Poor Bono Publico–I had the same reaction when I read Marc’s dismissal of you as a “gadfly.” However, there are two definitions of gadfly. (1) A nuisance (2) A person who interferes with the status quo of a society or community by posing novel, potentially upsetting questions, usually directed at authorities. Which one did you mean Marc?
If we’re being that picky, I wouldn’t say Joan Pickett has “spoken out frequently in the past months over problems resulting from the installation of separated bike lanes” so much as she has wasted the city’s time and money on a silly lawsuit against bike lanes, which she lost.
But I don’t think we need to be that picky. Overall it’s a fine article. Everybody get ready for a chaotic summer and fall! That’s democracy for ya
Many, many years ago I read an article about gadflies in my Michigan State alumni magazine that has stuck with me all this time. It was a profile of three former professors who had been considered gadflies at the university. I had been lucky enough to see two in action; the third was no longer at the university by the time I came along. The point of the article was that gadflies are necessary to the proper functioning of a large organization (and maybe not so large, for that matter). I know that gadfly is not always meant as a compliment, but I have immense respect for real gadflies. Yes men, not so much.

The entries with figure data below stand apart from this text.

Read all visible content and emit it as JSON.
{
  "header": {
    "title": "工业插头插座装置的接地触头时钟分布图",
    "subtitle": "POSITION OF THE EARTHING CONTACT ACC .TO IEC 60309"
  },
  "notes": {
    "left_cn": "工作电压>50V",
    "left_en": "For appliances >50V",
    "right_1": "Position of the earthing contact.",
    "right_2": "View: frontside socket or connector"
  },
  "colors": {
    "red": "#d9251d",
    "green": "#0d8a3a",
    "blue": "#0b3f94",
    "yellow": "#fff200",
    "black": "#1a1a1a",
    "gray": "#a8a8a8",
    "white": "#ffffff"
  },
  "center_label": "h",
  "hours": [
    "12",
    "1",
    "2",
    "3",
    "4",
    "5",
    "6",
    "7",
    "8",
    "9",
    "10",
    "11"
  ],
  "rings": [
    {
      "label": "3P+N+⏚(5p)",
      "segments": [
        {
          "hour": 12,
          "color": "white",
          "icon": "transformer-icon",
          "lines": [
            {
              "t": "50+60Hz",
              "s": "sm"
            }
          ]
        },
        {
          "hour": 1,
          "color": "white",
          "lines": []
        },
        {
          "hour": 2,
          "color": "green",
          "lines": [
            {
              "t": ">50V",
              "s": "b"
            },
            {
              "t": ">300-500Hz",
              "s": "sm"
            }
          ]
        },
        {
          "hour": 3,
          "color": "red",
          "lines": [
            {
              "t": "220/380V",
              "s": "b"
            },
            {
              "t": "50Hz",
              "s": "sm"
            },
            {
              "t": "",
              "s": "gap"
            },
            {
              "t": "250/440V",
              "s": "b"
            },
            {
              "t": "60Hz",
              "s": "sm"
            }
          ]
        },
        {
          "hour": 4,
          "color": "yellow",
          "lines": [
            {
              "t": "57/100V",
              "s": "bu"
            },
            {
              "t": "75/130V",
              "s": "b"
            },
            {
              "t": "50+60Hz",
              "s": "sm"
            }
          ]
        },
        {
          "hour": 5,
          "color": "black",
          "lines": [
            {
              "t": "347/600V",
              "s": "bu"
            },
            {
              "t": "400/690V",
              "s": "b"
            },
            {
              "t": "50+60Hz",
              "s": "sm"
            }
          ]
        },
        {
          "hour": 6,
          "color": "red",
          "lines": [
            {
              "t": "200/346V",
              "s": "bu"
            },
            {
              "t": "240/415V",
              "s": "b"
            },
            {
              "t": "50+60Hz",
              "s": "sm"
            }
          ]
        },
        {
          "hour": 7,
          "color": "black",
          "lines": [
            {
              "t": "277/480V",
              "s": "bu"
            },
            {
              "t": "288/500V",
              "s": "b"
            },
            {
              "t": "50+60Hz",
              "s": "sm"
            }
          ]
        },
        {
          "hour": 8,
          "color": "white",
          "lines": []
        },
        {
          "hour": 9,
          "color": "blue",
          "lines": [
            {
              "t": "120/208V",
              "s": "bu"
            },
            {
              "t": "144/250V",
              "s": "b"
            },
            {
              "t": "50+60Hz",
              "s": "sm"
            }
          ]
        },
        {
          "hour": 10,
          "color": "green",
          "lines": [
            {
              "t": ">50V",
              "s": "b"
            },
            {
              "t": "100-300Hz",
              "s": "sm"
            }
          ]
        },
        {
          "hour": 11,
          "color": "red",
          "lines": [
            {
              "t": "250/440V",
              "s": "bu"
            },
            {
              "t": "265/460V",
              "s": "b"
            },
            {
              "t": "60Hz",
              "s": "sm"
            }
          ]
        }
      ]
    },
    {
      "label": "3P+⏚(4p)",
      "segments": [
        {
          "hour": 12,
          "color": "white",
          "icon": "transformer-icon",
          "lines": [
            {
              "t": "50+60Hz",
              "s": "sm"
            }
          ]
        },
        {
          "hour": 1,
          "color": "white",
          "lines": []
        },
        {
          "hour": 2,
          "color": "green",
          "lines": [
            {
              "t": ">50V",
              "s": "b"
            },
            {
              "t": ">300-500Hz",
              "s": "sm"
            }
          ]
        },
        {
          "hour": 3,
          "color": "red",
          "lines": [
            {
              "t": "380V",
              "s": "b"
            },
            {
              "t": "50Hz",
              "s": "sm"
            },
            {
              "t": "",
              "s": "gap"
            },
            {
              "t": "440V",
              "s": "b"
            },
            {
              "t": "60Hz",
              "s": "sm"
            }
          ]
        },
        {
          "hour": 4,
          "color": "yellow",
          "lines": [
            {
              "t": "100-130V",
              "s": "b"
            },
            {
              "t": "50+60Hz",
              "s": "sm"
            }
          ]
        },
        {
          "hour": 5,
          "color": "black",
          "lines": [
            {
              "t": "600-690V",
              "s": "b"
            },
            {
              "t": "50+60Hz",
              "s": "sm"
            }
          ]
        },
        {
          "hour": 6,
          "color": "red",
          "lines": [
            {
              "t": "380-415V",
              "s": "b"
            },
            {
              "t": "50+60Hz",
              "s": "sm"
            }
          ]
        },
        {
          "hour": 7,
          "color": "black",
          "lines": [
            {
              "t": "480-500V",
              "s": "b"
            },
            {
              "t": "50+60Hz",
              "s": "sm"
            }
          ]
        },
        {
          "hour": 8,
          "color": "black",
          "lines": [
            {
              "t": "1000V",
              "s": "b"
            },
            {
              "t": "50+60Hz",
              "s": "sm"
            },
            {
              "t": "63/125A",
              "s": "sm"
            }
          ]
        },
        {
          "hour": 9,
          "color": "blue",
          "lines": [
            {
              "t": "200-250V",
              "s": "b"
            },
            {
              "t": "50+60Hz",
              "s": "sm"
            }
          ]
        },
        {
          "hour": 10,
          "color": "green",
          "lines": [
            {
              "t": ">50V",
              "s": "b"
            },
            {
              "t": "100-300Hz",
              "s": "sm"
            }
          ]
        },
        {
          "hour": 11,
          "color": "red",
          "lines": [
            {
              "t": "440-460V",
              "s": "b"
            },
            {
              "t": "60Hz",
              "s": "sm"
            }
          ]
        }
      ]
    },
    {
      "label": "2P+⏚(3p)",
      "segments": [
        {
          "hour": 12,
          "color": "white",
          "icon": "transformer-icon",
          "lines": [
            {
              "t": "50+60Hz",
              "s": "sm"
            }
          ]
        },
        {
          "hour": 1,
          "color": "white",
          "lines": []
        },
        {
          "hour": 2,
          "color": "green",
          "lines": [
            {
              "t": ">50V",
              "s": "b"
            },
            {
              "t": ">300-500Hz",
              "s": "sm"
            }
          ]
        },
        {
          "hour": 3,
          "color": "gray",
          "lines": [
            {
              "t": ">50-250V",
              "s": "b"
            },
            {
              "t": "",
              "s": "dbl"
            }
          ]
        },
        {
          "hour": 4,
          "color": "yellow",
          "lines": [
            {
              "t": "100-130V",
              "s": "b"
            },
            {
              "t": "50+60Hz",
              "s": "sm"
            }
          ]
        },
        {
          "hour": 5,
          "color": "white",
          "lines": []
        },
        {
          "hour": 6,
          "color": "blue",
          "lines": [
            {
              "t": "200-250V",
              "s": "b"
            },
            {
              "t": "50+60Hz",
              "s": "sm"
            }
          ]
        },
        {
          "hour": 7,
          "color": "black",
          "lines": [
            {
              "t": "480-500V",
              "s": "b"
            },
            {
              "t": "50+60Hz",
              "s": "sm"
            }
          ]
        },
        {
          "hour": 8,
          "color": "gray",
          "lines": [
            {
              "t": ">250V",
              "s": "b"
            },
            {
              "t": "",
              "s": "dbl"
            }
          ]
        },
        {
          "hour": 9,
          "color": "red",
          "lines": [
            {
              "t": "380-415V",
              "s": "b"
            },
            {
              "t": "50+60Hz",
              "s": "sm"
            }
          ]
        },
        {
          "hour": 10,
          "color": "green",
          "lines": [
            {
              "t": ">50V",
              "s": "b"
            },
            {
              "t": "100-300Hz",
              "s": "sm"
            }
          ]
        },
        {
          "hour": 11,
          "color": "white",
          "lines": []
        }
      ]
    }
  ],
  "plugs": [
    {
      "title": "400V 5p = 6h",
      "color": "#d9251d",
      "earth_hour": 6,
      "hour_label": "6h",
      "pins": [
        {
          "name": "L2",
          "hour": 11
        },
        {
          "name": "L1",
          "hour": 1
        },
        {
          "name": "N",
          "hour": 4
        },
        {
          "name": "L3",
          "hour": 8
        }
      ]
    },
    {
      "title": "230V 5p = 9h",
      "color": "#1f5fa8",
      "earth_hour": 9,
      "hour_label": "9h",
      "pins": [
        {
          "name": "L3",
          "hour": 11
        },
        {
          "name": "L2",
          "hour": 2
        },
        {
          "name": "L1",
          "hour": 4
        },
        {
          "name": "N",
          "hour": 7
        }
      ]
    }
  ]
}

There is no shame in being called a gadfly! From Martin Luther King’s Letter from a Birmingham Jail:
“Just as Socrates felt that it was necessary to create a tension in the mind so that individuals could rise from the bondage of myths and half truths to the unfettered realm of creative analysis and objective appraisal, so must we see the need for nonviolent gadflies to create the kind of tension in society that will help men rise from the dark depths of prejudice and racism to the majestic heights of understanding and brotherhood.”
Hasn’t Robert Winters also run unsuccessfully four times?